Shows I’m Not Watching Anymore

Shows I’m Not Watching Anymore:

“The O.C.” Through its first season, I was captivated by this show’s mix of self-aware humor and guilty-pleasure soap opera plots. But after three episodes of the new season, I completely lost interest. It’s not outrageous enough to be as much fun as a daytime soap opera, and it’s not funny enough to keep me watching for humor’s sake. It became bland and forgettable to me. What Fills the Void: “Point Pleasant.” This show has all the character prototypes from “The O.C.,” and much of the same soap-opera cheesiness — yet it’s ALSO about a girl who is the spawn of the devil! All “The O.C.” ever needed, really, was some true, end-of-days evil, and I’d have kept with it.

“American Idol.” I quit this one near the end of last season, when I realized I didn’t care which of the final four contestants won. I was set to come back this season, until I learned Fox had scheduled four weeks of audition episodes. I love bad auditions as much as anyone, but FOUR WEEKS of them? No thank you. I might pick it up again when they’ve actually selected the finalists to see if there’s anyone I want to root for. What Fills the Void: Listening to William Hung’s CD over and over and over again.

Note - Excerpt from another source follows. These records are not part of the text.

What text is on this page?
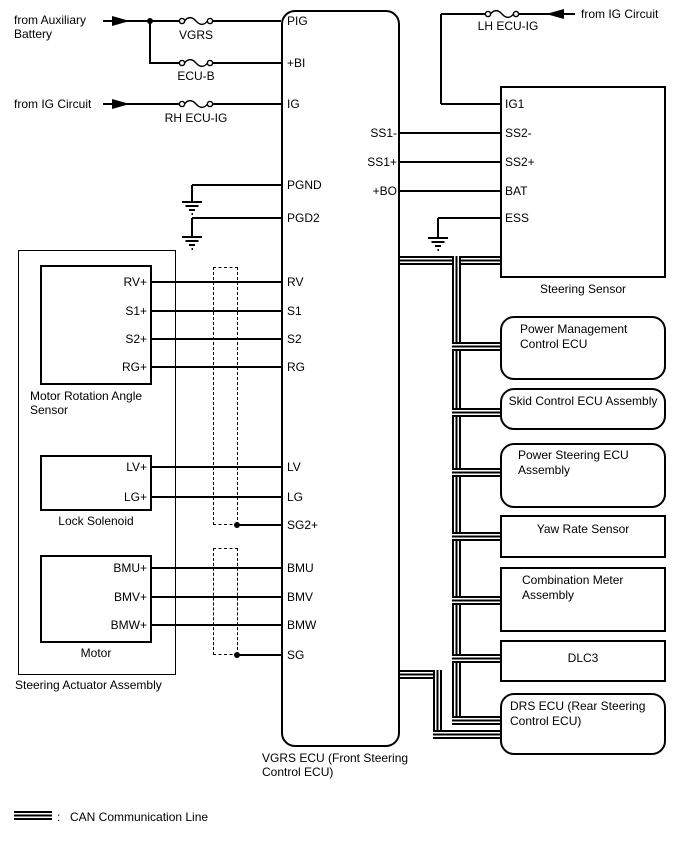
Power Management
Control ECU
Skid Control ECU Assembly
Power Steering ECU
Assembly
Yaw Rate Sensor
Combination Meter
Assembly
DLC3
DRS ECU (Rear Steering
Control ECU)
from Auxiliary
Battery
from IG Circuit
from IG Circuit
VGRS
ECU-B
RH ECU-IG
LH ECU-IG
PIG
+BI
IG
PGND
PGD2
RV
S1
S2
RG
LV
LG
SG2+
BMU
BMV
BMW
SG
SS1-
SS1+
+BO
IG1
SS2-
SS2+
BAT
ESS
RV+
S1+
S2+
RG+
LV+
LG+
BMU+
BMV+
BMW+
Motor Rotation Angle
Sensor
Lock Solenoid
Motor
Steering Actuator Assembly
Steering Sensor
VGRS ECU (Front Steering
Control ECU)
: CAN Communication Line
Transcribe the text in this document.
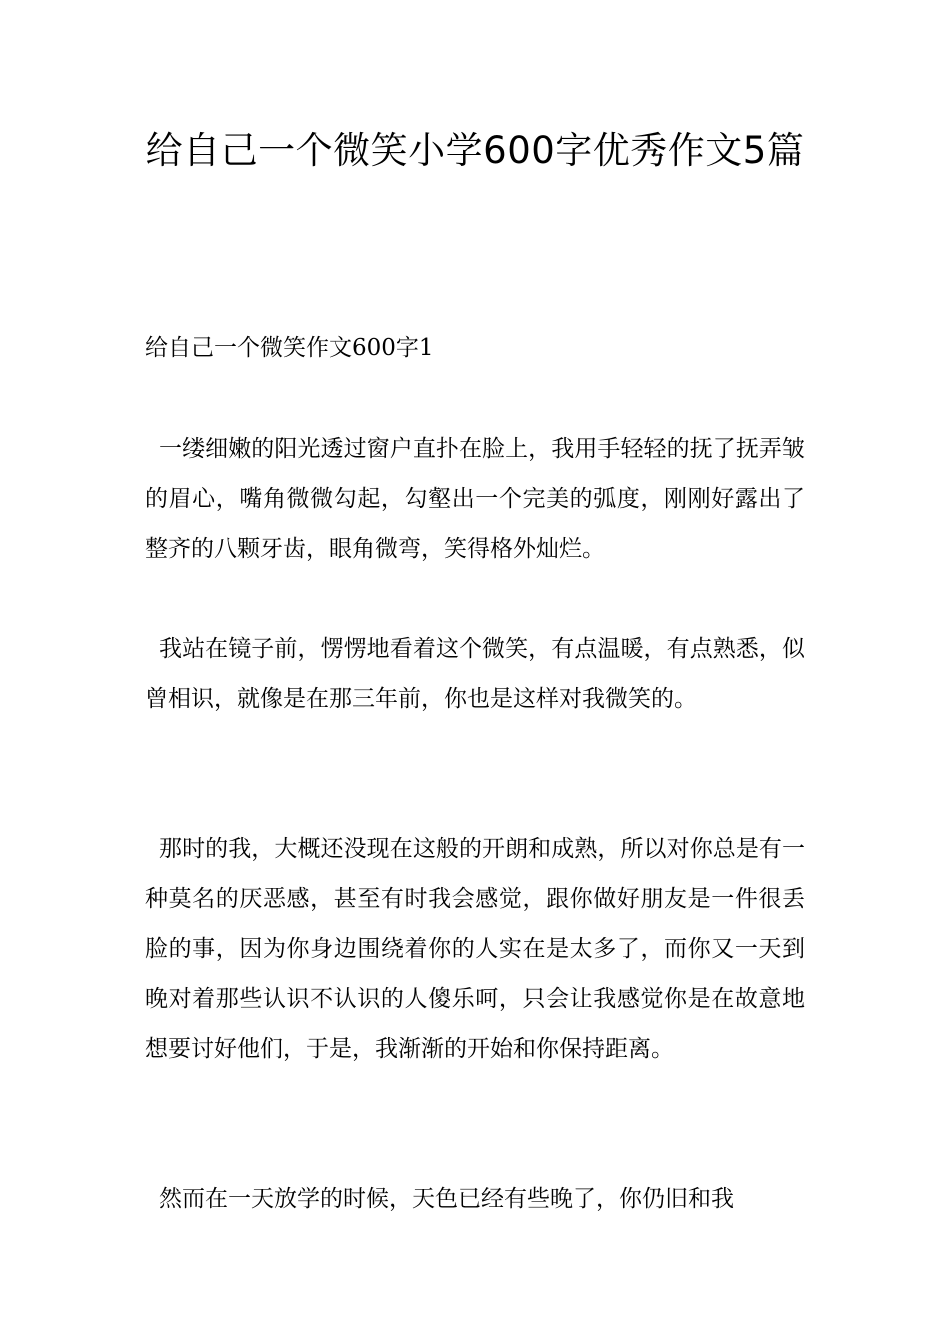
给自己一个微笑小学600字优秀作文5篇
给自己一个微笑作文600字1

一缕细嫩的阳光透过窗户直扑在脸上，我用手轻轻的抚了抚弄皱的眉心，嘴角微微勾起，勾壑出一个完美的弧度，刚刚好露出了整齐的八颗牙齿，眼角微弯，笑得格外灿烂。

我站在镜子前，愣愣地看着这个微笑，有点温暖，有点熟悉，似曾相识，就像是在那三年前，你也是这样对我微笑的。

那时的我，大概还没现在这般的开朗和成熟，所以对你总是有一种莫名的厌恶感，甚至有时我会感觉，跟你做好朋友是一件很丢脸的事，因为你身边围绕着你的人实在是太多了，而你又一天到晚对着那些认识不认识的人傻乐呵，只会让我感觉你是在故意地想要讨好他们，于是，我渐渐的开始和你保持距离。

然而在一天放学的时候，天色已经有些晚了，你仍旧和我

“Medical Investigation.” I had no medical dramas on my schedule when this one premiered last fall, so I gave it a look and found it entertaining. But after six episodes I realized the formula was never going to change, and tedium set in. Every week there’s a minor outbreak of some mysterious illness, a crew of specialists fly in to investigate, and eventually they figure out what it is. A show with a premise this inherently formulaic ought to have shown somewhere in the first handful of episodes that it could avoid the pitfall and change things up a bit when necessary. “Medical Investigation” didn’t do that, and for me the formula got old pretty quick. What Fills the Void: “House.” It’s also formulaic — in fact, it’s almost the SAME formula, except the patients come to the team of doctors rather than the doctors flying around the country — but with a critical difference: Its main character, Dr. House, is an arrogant, sarcastic jerk, and the show is often surprisingly funny. It’s a formula with a twist, and that will keep my attention a little longer.

“Queer Eye for the Straight Guy.” Once again, the formula became dull. This show needs some variety, but quick. I was amused by a recent episode in which the Fab Five went to England to help a straight guy — a real variation, except that the straight guy and his wife were Americans who happened to be living in England. So there was really no variation at all. I like the idea of going to other countries — or heck, even going to non-NYC places in THIS country — but don’t stop there. Find us a blind straight guy, or a straight guy in a wheelchair, or a bisexual guy, or a woman, or a high school student. Once they helped a man in his 60s, and it was fascinating to see how an older man reacted to everything, to see how different his needs were from a 25-year-old guy’s, and how much they were the same, too. The episode where they helped throw a wedding for a couple where the man was about to go to Iraq? Beautiful. The new “Queer Eye for the Straight Girl” series needs to chucked and its basic ideas folded into the original “Queer Eye.” Let the Fab Five makeover ANYONE, not just the basic “sloppy straight guys with commitment issues and pretty girlfriends” type. The show needs more variety like that if I’m ever going to watch it again. What Fills the Void: Nothing, really. This is the only makeover show I’ve ever watched, except for one time when I watched “Pimp My Ride” just so I could make fun of it.